What is Sciatica?
Sciatica is a common diagnosis and occurs when the sciatic nerve, which runs down the posterior leg and supplies many of the muscles in the posterior and lateral leg, is being pinched or irritated by some other structure. Although the diagnosis of sciatica is very common, it is also very frequently misunderstood and misdiagnosed.
The sciatic nerve originates in the lower lumbar spine and sacrum. It forms a large nerve that moves down into the buttock, then down the back of the leg and supplies muscles all the way down to the foot. Sciatic nerve entrapment can be very painful due to the fact that it is such a large nerve. Depending on where the nerve is trapped, symptoms may vary. The most common places the sciatic nerve can be trapped include the spine at the nerve root level from disc herniations or stenosis in the spine, under the piriformis muscle in the buttock, or at the ischium (sit bone). However, the nerve can become entrapped in other, less common areas as well.

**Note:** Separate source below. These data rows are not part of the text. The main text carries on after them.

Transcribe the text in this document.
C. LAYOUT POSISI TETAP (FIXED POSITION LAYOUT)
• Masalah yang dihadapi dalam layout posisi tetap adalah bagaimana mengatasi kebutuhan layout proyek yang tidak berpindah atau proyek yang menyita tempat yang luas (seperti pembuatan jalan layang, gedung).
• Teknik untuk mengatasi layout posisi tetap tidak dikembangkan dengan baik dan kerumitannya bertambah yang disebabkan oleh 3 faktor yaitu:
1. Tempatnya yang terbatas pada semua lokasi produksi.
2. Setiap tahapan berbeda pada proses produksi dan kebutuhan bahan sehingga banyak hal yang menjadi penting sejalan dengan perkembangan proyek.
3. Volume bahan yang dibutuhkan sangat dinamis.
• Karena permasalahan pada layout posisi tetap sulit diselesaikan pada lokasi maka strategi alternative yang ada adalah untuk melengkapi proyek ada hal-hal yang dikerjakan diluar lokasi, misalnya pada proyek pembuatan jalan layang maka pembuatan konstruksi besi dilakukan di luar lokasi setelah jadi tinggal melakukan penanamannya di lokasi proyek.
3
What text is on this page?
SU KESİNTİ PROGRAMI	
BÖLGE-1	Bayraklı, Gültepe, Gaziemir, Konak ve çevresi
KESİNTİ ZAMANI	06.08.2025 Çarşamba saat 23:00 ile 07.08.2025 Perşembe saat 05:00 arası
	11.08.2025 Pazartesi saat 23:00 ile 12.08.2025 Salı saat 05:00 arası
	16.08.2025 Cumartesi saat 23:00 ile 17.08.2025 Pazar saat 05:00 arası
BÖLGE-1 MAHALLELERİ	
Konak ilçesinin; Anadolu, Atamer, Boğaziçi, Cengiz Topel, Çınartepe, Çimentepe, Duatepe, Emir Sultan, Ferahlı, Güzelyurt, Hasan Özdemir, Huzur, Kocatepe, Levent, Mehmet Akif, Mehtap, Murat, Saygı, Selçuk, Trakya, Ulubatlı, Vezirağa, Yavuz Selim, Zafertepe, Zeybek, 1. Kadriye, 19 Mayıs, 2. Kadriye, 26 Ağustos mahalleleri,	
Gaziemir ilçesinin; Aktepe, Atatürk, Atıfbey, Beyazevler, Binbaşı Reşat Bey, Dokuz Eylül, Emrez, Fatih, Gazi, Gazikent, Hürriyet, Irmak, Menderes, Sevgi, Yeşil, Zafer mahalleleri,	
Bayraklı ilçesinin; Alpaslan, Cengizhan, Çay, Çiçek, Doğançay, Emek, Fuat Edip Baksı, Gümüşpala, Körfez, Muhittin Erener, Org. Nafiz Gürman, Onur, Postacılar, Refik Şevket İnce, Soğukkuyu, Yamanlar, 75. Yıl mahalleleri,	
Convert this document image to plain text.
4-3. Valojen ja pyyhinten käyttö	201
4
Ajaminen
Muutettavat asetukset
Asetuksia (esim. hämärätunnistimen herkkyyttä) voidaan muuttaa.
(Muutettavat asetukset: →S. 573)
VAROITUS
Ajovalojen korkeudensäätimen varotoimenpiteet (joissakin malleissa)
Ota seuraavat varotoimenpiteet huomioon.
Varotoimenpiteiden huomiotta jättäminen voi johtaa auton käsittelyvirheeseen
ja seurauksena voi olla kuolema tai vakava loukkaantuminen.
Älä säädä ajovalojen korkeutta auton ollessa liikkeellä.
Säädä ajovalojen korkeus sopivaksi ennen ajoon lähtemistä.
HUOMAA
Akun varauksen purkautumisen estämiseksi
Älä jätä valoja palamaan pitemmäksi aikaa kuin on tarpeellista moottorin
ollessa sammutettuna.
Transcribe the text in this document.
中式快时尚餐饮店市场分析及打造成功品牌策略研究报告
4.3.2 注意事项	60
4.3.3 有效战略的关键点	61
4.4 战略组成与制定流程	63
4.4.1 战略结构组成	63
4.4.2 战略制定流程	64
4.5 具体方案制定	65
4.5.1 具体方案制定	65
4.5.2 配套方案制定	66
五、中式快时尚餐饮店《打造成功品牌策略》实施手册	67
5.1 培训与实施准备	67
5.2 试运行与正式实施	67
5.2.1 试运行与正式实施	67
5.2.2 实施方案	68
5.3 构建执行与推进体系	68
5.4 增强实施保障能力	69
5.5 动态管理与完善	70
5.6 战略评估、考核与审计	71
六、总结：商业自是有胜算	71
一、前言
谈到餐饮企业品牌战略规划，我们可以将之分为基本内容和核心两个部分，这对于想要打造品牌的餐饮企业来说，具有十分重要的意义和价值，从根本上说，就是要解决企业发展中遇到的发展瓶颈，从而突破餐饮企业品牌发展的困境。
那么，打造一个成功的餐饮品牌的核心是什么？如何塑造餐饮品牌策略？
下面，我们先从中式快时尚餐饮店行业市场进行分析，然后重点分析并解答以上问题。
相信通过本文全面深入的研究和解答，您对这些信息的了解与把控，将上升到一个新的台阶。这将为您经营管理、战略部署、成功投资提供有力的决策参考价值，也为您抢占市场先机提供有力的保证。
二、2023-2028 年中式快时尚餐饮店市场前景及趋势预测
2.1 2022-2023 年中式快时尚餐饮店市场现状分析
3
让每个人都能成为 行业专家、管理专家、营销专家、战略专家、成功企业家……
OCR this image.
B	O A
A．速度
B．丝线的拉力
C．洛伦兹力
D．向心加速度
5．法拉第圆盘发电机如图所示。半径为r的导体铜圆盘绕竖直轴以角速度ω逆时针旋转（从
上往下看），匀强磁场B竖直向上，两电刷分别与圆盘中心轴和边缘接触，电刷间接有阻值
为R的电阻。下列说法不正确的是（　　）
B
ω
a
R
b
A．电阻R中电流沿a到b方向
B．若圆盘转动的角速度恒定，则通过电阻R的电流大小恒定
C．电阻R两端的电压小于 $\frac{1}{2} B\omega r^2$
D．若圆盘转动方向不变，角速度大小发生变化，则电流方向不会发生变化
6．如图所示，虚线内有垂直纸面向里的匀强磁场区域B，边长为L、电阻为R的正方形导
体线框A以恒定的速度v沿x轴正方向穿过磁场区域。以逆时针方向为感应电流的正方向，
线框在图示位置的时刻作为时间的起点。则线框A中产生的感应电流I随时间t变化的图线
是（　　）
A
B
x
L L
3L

The reason sciatica is often misdiagnosed is because of the sciatic nerve’s size, length, and how many muscles it innervates. There are also other areas that can have dysfunction and present with similar symptoms to sciatica. Other common injuries that present very similarly to sciatica include hamstring tendinitis, hamstring strains, piriformis pain syndrome, low back pain, and sacroiliac joint dysfunction. It is important to determine the true cause of these symptoms in order to appropriately treat them, rather than assume sciatic nerve entrapment. If it is the sciatic nerve, it is important to determine where the nerve is entrapped in order to appropriately treat and resolve these symptoms. If you are experiencing sciatic nerve pain, avoid stretching the nerve or activities that cause pain, numbness, or tingling. It is also important to see a provider to determine the cause of these symptoms and develop an appropriate treatment plan.